Diagram of the Tweel
Diagram of the Tweel

Currently, Michelin is aiming its advanced airless radial tire at the agricultural and construction markets, which suffer from significant downtimes from punctures. However, the performance of the Tweel indicates that it has applications in many other fields.

"Differentiating us from competitors, the Tweel airless radial tire is the industry’s first commercialized airless radial solution and verifies Michelin’s leadership for the next generation of mobility," says Ralph Dimenna, head of Michelin Tweel Technologies. "The Tweel airless radial tire enables Michelin to enter new markets and expand its reach in existing business segments within the low-speed application category. The industry is hungry for solutions contributing to productivity, safety and bottom lines."

The video below shows Michelin announcing the opening the new plant.
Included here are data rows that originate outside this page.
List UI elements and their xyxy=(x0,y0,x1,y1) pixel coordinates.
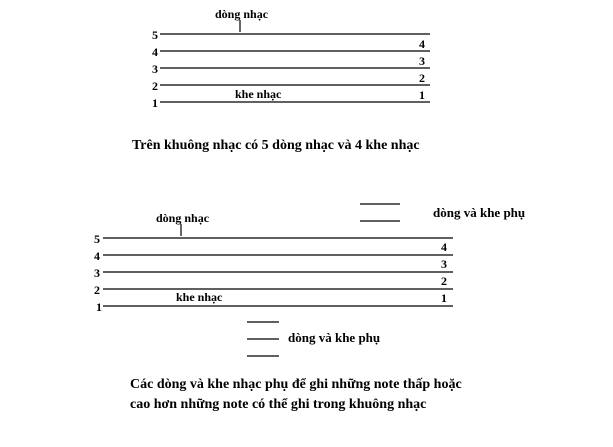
line-label: dòng nhạc xyxy=(215,7,269,21)
caption-2-line-2: cao hơn những note có thể ghi trong khuông nhạc xyxy=(130,397,427,412)
line-number-2: 2 xyxy=(152,79,158,93)
line-label: dòng nhạc xyxy=(156,211,210,225)
line-number-5: 5 xyxy=(152,28,158,42)
ledger-label-top: dòng và khe phụ xyxy=(433,205,526,220)
line-number-3: 3 xyxy=(152,62,158,76)
space-number-4: 4 xyxy=(419,37,425,51)
space-number-1: 1 xyxy=(419,88,425,102)
space-label: khe nhạc xyxy=(235,87,282,101)
ledger-label-bottom: dòng và khe phụ xyxy=(288,330,381,345)
space-number-2: 2 xyxy=(441,274,447,288)
caption-1: Trên khuông nhạc có 5 dòng nhạc và 4 khe nhạc xyxy=(132,138,420,153)
space-number-2: 2 xyxy=(419,71,425,85)
space-number-1: 1 xyxy=(441,291,447,305)
staff-diagram-1 xyxy=(132,7,430,153)
line-number-3: 3 xyxy=(94,266,100,280)
caption-2-line-1: Các dòng và khe nhạc phụ để ghi những note thấp hoặc xyxy=(130,377,462,392)
space-label: khe nhạc xyxy=(176,290,223,304)
space-number-4: 4 xyxy=(441,240,447,254)
staff-diagram-2 xyxy=(94,204,525,412)
line-number-2: 2 xyxy=(94,283,100,297)
line-number-4: 4 xyxy=(94,249,100,263)
line-number-1: 1 xyxy=(152,96,158,110)
line-number-5: 5 xyxy=(94,232,100,246)
line-number-1: 1 xyxy=(96,300,102,314)
space-number-3: 3 xyxy=(419,54,425,68)
space-number-3: 3 xyxy=(441,257,447,271)
line-number-4: 4 xyxy=(152,45,158,59)
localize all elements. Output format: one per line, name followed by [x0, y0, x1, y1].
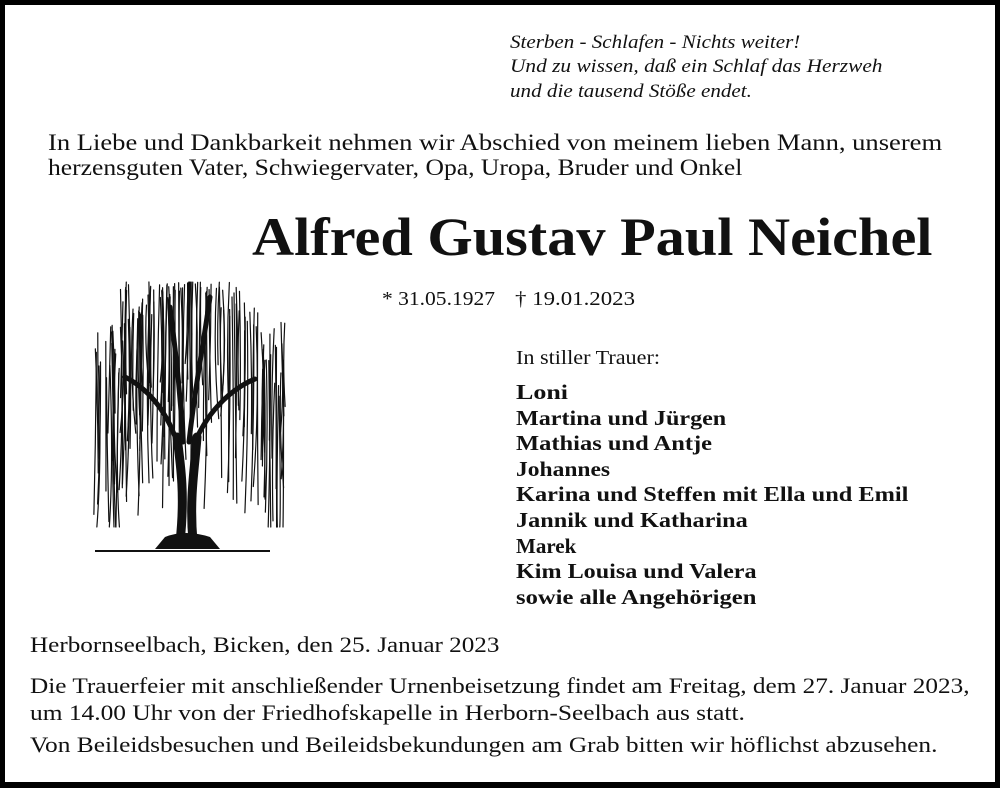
- poem-line: und die tausend Stöße endet.: [510, 81, 752, 102]
- family-member: Karina und Steffen mit Ella und Emil: [516, 482, 909, 507]
- willow-tree-image: [85, 267, 295, 562]
- family-member: Marek: [516, 533, 577, 558]
- family-member: Johannes: [516, 456, 611, 481]
- willow-strand: [157, 285, 160, 461]
- place-date: Herbornseelbach, Bicken, den 25. Januar 2023: [30, 632, 500, 657]
- willow-strand: [272, 383, 274, 521]
- family-member: Kim Louisa und Valera: [516, 559, 757, 584]
- willow-strand: [277, 386, 278, 527]
- mourning-label: In stiller Trauer:: [516, 347, 660, 369]
- intro-line: herzensguten Vater, Schwiegervater, Opa, Uropa, Bruder und Onkel: [48, 155, 743, 180]
- willow-strand: [168, 298, 169, 402]
- condolence-note: Von Beileidsbesuchen und Beileidsbekundungen am Grab bitten wir höflichst abzusehen.: [30, 732, 938, 757]
- willow-strand: [165, 285, 167, 415]
- willow-strand: [239, 291, 240, 419]
- poem-line: Und zu wissen, daß ein Schlaf das Herzweh: [510, 56, 883, 77]
- intro-line: In Liebe und Dankbarkeit nehmen wir Abschied von meinem lieben Mann, unserem: [48, 130, 943, 155]
- birth-date: * 31.05.1927: [382, 288, 495, 310]
- willow-strand: [257, 313, 258, 505]
- death-date: † 19.01.2023: [515, 288, 635, 310]
- willow-strand: [284, 323, 285, 406]
- family-member: Mathias und Antje: [516, 431, 713, 456]
- obituary-notice: [5, 5, 995, 782]
- deceased-name: Alfred Gustav Paul Neichel: [252, 207, 933, 267]
- willow-strand: [133, 313, 134, 410]
- willow-strand: [269, 334, 270, 440]
- service-line: um 14.00 Uhr von der Friedhofskapelle in Herborn-Seelbach aus statt.: [30, 700, 745, 725]
- willow-strand: [250, 312, 252, 433]
- family-member: sowie alle Angehörigen: [516, 584, 757, 609]
- willow-strand: [232, 297, 233, 499]
- family-member: Martina und Jürgen: [516, 405, 727, 430]
- service-line: Die Trauerfeier mit anschließender Urnenbeisetzung findet am Freitag, dem 27. Januar 2023,: [30, 673, 970, 698]
- willow-strand: [117, 368, 119, 527]
- poem-line: Sterben - Schlafen - Nichts weiter!: [510, 32, 801, 53]
- willow-strand: [142, 315, 143, 431]
- family-member: Loni: [516, 380, 569, 404]
- family-member: Jannik und Katharina: [516, 508, 748, 532]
Source: Michelin via The Telegraph

Michelin Tweel Plant Announcement

18 comments
TheSplund
I could be wrong, and probably am, but are they using the term 'radial' in a different way to what has been previously understood ? (ie radial or cross-ply?) Whatever, it's very interesting
mhpr262
Excellent bit of technology. It could really reduce the numbers of tires that are thrown away each year because of a puncture. I can see it causing problems though when you want to travel at high speed after you have driven through a puddle of mud and one half of the wheel is still loaded up with goo. The vibrations will shake you off the driver's seat. Also, can stones become wedged between the "spokes"?
fb36
Current airless tire designs a step in the right direction but best solution would be to invent a new light elastic material that can be filled into existing tires to permanently replace the air. There are high tech materials called "airgel" which I think someday they maybe used to replace air in car tires.
Mirmillion
Agree with fb36. Open sidewall design invites tire balance issues which will become only too obvious at speeds greater than 30 Mph. Anything (mud, leaves, a stick or a mouse) caught between the spokes will tend to screw up the works. Suggest this design incorporate a sloping surface starting at the longitudinal center-point where the spokes meet the outer wheel. This would tend to shed debris as the wheel turns, even if that debris where hardened mud, sand or other material. Its either that or prepare for a lot of F1-style swerving; in this case to rid the tires of junk rather than warming them up.
f8lee
I imagine the reason Michelin is aiming these tires at the agricultural and industrial arenas is that the vehicles in those worlds don't go very fast (precluding the need to worry about stuff getting stuck between the 'spokes" and dangerously throwing the tire out of balance at high speeds). Perhaps a future version to be used on cars and similarly faster machines will have some kind of flexible skin covering the "sidewall" area to prevent debris from entering that space altogether.
Ormond Otvos
"business segments within the low-speed application category" Perfect for rental construction equipment such as skid-steer loaders, etc. Long way to go to high speed private cars. Might be adaptable to busses with the mods mentioned above. I live the angled interior slope.
Gregg Eshelman
They've had vibration and noise problems in high speed testing. That's easy to fix by splitting the spokes left and right then slightly varying the spoke spacing. It's the same thing they do with the tread blocks to prevent harmonic vibrations at various speeds.
Frank Moores
Being in a an agricultural environment, I have severe reservations on these tires. They look like they would fill with mud and debris quickly, removing any displacement effect and making a very difficult situation with the changes of temperature that are a fact of life for most of us. I don't like flats, but I don't like being stuck or frozen either. I think a semipermeable, aramid membrane on the open side surfaces would be a good idea. Let's face it. These aren't going to cheap anyways
Steve Rock
You could easily block off the sides and let the air move between divisions internally, problem solved!
Martin Winlow
Anyone care to offer an opinion as to the relative rolling resistance of these compared with LRR conventional tyres?